Overview of anterior drawer test (Ankle)
The anterior drawer test assesses the constancy of the anterior talofibular ligament. Normally, you should be able to shift your foot slightly forward over the ankle before reaching a relatively firm endpoint provided by the anterior talofibular ligament.
Purpose of anterior drawer test
The purpose of this test was to determine if there is mechanical instability of the ankle or hypermobility in the sagittal plane of the talocrural joint (or superior ankle joint).
Quick facts of anterior drawer test
The anterior drawer test is a physical exam that doctors use to assess the stability of the anterior cruciate ligament (ACL) in the ankle. Doctors can use this test, along with imaging and other tests, to determine if a person has injured the anterior cruciate ligament and to recommend treatment options.
This test may not be as accurate in diagnosing an ACL injury as other diagnostic options.
What to expect
Typically, a doctor can perform an anterior drawer test in less than five minutes. The ladders for the anterior drawer test are frequently as follows:
- You will lie on an exam table.
- A doctor will ask you to bend your knee and put your foot on the exam table.
- Your doctor will place your hands on either side of your lower knee joint. They will apply gentle pressure behind the knee and try to move the lower leg slightly forward. Your foot will remain on the exam table during this time.
- If your tibia (lower leg) moves out of place during the test, this indicates an ACL injury. Your ACL is responsible for preserving the stability of the tibia. If the tibia is moving forward, this indicates to a doctor that the ACL is not working properly.
- A physician will rate or estimate the severity of the injury based on how far the ACL can travel. They rate the tear from one to three (I, II, or III), with three being the worst tear. A score I tear moves 5 millimeters, a grade II tear moves 5 to 10 millimeters, and a grade III tear interchanges more than 10 millimeters.
- A doctor may also perform this test while you are sitting with your feet flat on the floor. Ideally, the exam should not be painful, and you usually don’t need to do anything special to prepare.
The procedure of anterior drawer test
Anterior ankle drawer laxity and stiffness were evaluated using 4 test conditions combining 2 knee locations (90 ° and 0 ° flexion) and 2 ankle positions (neutral [0 °] and 10 ° FP). Therefore, the 4 test conditions were as follows: (1) knee at 90 ° flexion, ankle at 0 ° FP; (2) knee at 90 ° flexion, ankle at 10 ° FP; (3) knee at 0 ° flexion, ankle at 0 ° FP; and (4) knee at 0 ° flexion, ankle at 10 ° FP.
Athletes participated in a test session, during which all anterior drawer measurements were obtained using the ankle arthrometric procedures described above22–, 24,26,27 A restraint strap was secured around the distal lower leg 1 cm above the malleoli to avoid the lower leg. movement during the test.

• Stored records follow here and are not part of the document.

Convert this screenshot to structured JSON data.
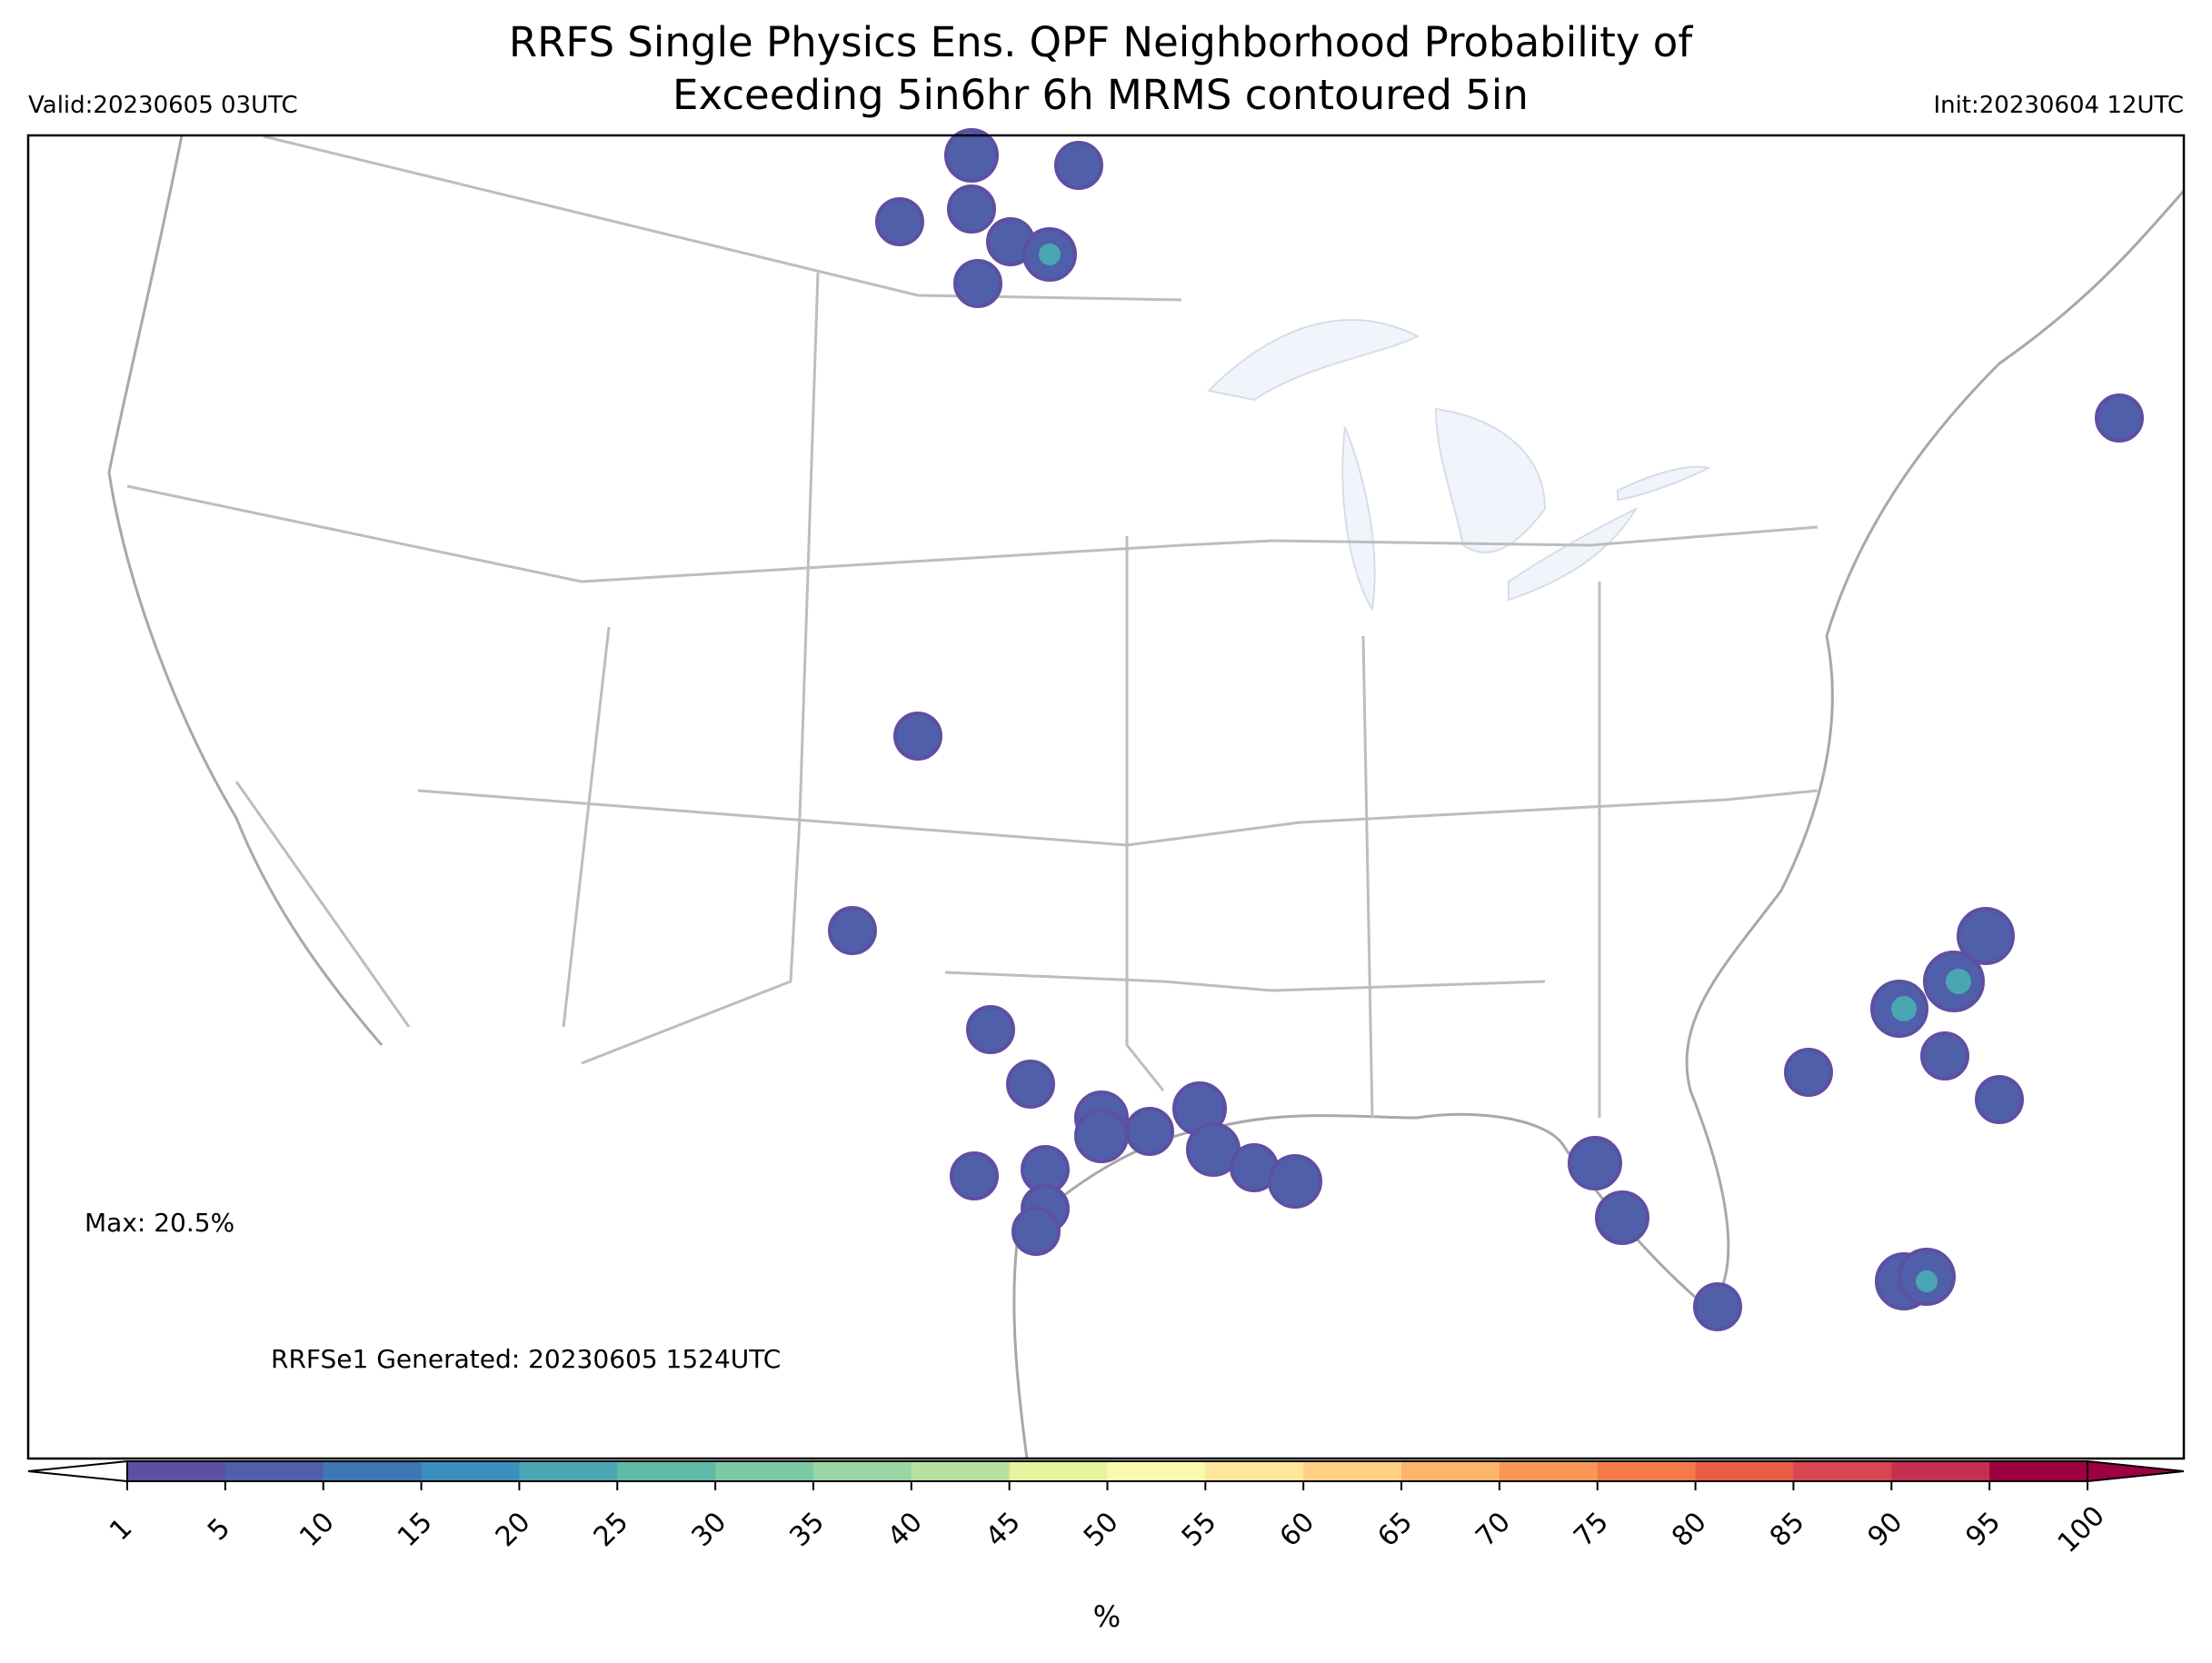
{
  "header": {
    "title_line1": "RRFS Single Physics Ens. QPF Neighborhood Probability of",
    "title_line2": "Exceeding 5in6hr 6h MRMS contoured 5in",
    "valid": "Valid:20230605 03UTC",
    "init": "Init:20230604 12UTC"
  },
  "map": {
    "max_label": "Max: 20.5%",
    "generated": "RRFSe1 Generated: 20230605 1524UTC"
  },
  "colorbar": {
    "ticks": [
      1,
      5,
      10,
      15,
      20,
      25,
      30,
      35,
      40,
      45,
      50,
      55,
      60,
      65,
      70,
      75,
      80,
      85,
      90,
      95,
      100
    ],
    "colors": [
      "#5e4fa2",
      "#4f5fa9",
      "#3f77b4",
      "#3c8fbd",
      "#4aa6b2",
      "#5fbaa8",
      "#7ccaa5",
      "#9ad5a4",
      "#b6e1a0",
      "#e6f49d",
      "#fbf8b0",
      "#fee69a",
      "#fed183",
      "#fdb56b",
      "#fa9656",
      "#f57a4a",
      "#e85e44",
      "#d84652",
      "#c4304f",
      "#9e0142"
    ],
    "label": "%"
  }
}
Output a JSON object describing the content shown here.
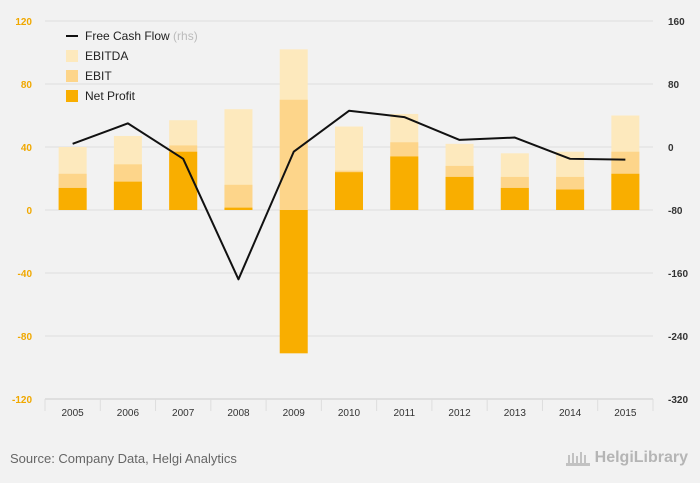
{
  "source": "Source: Company Data, Helgi Analytics",
  "brand": {
    "name": "HelgiLibrary"
  },
  "colors": {
    "ebitda": "#fde9bd",
    "ebit": "#fdd58a",
    "net_profit": "#f9ae00",
    "fcf": "#111111",
    "left_axis": "#f0a800",
    "right_axis": "#333333",
    "grid": "#dddddd"
  },
  "chart_data": {
    "type": "bar",
    "categories": [
      "2005",
      "2006",
      "2007",
      "2008",
      "2009",
      "2010",
      "2011",
      "2012",
      "2013",
      "2014",
      "2015"
    ],
    "series": [
      {
        "name": "EBITDA",
        "type": "bar",
        "axis": "left",
        "values": [
          40,
          47,
          57,
          64,
          102,
          53,
          61,
          42,
          36,
          37,
          60
        ]
      },
      {
        "name": "EBIT",
        "type": "bar",
        "axis": "left",
        "values": [
          23,
          29,
          41,
          16,
          70,
          25,
          43,
          28,
          21,
          21,
          37
        ]
      },
      {
        "name": "Net Profit",
        "type": "bar",
        "axis": "left",
        "values": [
          14,
          18,
          37,
          1.5,
          -91,
          24,
          34,
          21,
          14,
          13,
          23
        ]
      },
      {
        "name": "Free Cash Flow",
        "type": "line",
        "axis": "right",
        "values": [
          4,
          30,
          -15,
          -168,
          -6,
          46,
          38,
          9,
          12,
          -15,
          -16
        ]
      }
    ],
    "legend_suffix": "(rhs)",
    "legend_position": "top-left",
    "y_left": {
      "min": -120,
      "max": 120,
      "ticks": [
        120,
        80,
        40,
        0,
        -40,
        -80,
        -120
      ]
    },
    "y_right": {
      "min": -320,
      "max": 160,
      "ticks": [
        160,
        80,
        0,
        -80,
        -160,
        -240,
        -320
      ]
    },
    "grid": true
  }
}
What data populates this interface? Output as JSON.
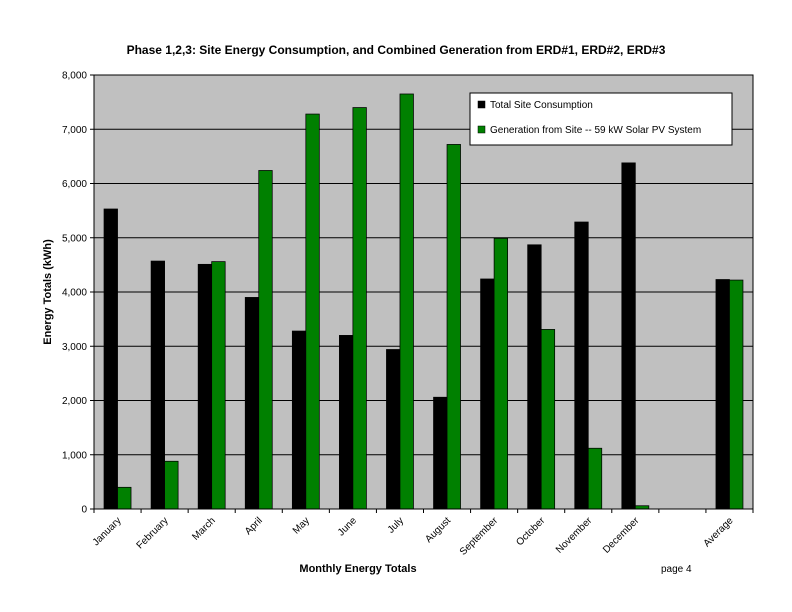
{
  "page_footer": "page 4",
  "chart_data": {
    "type": "bar",
    "title": "Phase 1,2,3:  Site Energy Consumption, and Combined Generation from ERD#1,  ERD#2, ERD#3",
    "xlabel": "Monthly Energy Totals",
    "ylabel": "Energy Totals (kWh)",
    "ylim": [
      0,
      8000
    ],
    "yticks": [
      "0",
      "1,000",
      "2,000",
      "3,000",
      "4,000",
      "5,000",
      "6,000",
      "7,000",
      "8,000"
    ],
    "categories": [
      "January",
      "February",
      "March",
      "April",
      "May",
      "June",
      "July",
      "August",
      "September",
      "October",
      "November",
      "December",
      "",
      "Average"
    ],
    "series": [
      {
        "name": "Total Site Consumption",
        "color": "#000000",
        "values": [
          5530,
          4570,
          4510,
          3900,
          3280,
          3200,
          2940,
          2060,
          4240,
          4870,
          5290,
          6380,
          null,
          4230
        ]
      },
      {
        "name": "Generation from Site -- 59 kW Solar PV System",
        "color": "#008000",
        "values": [
          400,
          880,
          4560,
          6240,
          7280,
          7400,
          7650,
          6720,
          4990,
          3310,
          1120,
          60,
          null,
          4220
        ]
      }
    ],
    "grid": true,
    "legend_position": "top-right",
    "plot_background": "#c0c0c0"
  }
}
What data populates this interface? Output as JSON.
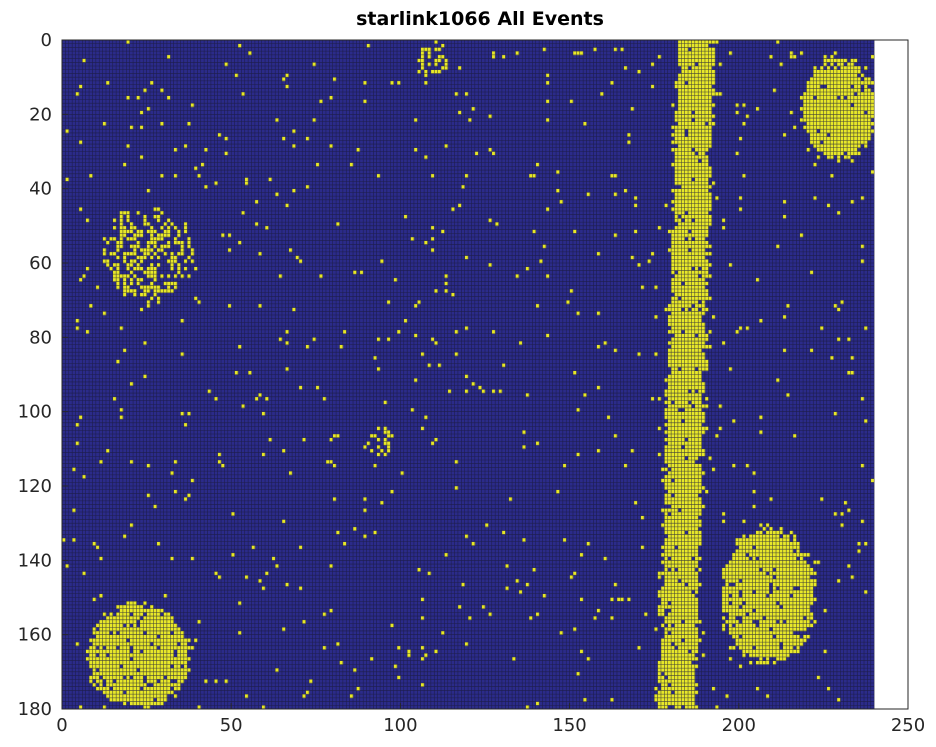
{
  "chart_data": {
    "type": "heatmap",
    "title": "starlink1066 All Events",
    "xlabel": "",
    "ylabel": "",
    "xlim": [
      0,
      250
    ],
    "ylim": [
      0,
      180
    ],
    "y_reversed": true,
    "xticks": [
      0,
      50,
      100,
      150,
      200,
      250
    ],
    "yticks": [
      0,
      20,
      40,
      60,
      80,
      100,
      120,
      140,
      160,
      180
    ],
    "grid": true,
    "data_extent": {
      "cols": 240,
      "rows": 180
    },
    "colors": {
      "background": "#2b2b8a",
      "event": "#e8e829",
      "grid": "#1a1a3a"
    },
    "blobs": [
      {
        "label": "track",
        "type": "vertical_band",
        "y_range": [
          0,
          180
        ],
        "x_center_at_y0": 187,
        "x_center_at_y180": 181,
        "width": 9
      },
      {
        "label": "top-right",
        "cx": 229,
        "cy": 18,
        "rx": 11,
        "ry": 14
      },
      {
        "label": "upper-left",
        "cx": 25,
        "cy": 57,
        "rx": 13,
        "ry": 13,
        "sparse": true
      },
      {
        "label": "top-center",
        "cx": 109,
        "cy": 5,
        "rx": 5,
        "ry": 5,
        "sparse": true
      },
      {
        "label": "bottom-left",
        "cx": 22,
        "cy": 165,
        "rx": 15,
        "ry": 14
      },
      {
        "label": "bottom-right",
        "cx": 208,
        "cy": 149,
        "rx": 14,
        "ry": 18
      },
      {
        "label": "mid-ring",
        "cx": 94,
        "cy": 108,
        "rx": 4,
        "ry": 4,
        "sparse": true
      }
    ],
    "noise_events_approx": 700
  }
}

The examiner secured the arthrometer to the foot by placing the sole of the foot on the base plate and tightening the dorsal and heel braces. The heel clamp prevented the device from rotating on the calcaneus, while the dorsal clamp secured the foot to the platform. The tibial pad was then placed 5 cm above the malleoli of the ankle and attached to the lower leg.
To minimize variation, the arthrometer was oriented and positioned on all participants similarly for all tests, and the same examiner (J.E.K.) performed all tests. The order of the test was balanced and randomly assigned between the right and left ankles and by the position of the knee (90 ° or 0 ° of flexion) and the position of the ankle (0 ° or 10 ° of FP). Once the ankle measurements were obtained, the device was removed and the test procedure was repeated on the opposite ankle.
supine or sitting.
Compassion: .71; Specificity: .33; + LR: 1.06, -LR: .88
Importance of the test
The anterior drawer test is a beneficial test to perform on a patient afterward an inversion ankle sprain (wound to the lateral collateral ligaments). The 3 main components of the lateral collateral ligaments of the ankle include the anterior talofibular ligament (ATFL), the calcaneofibular ligament, and the posterior talofibular ligament.
The ATFL runs from the anterior aspect of the lateral malleolus to the anterior medial aspect of the neck of the talus. The role of the ATFL is to resist the anterior translation of the ankle and prevent inside rotation of the talus on the tibia. Based on the anatomical orientation, placing the ankle in 10-15 degrees of plantar flexion places a strain on the ligament, which is enhanced when a posterior to anterior translation is applied. Because there is a subjective rating scale (0-3) for laxity, it is important for the novice clinician to critically assess the patient’s movement and response during testing.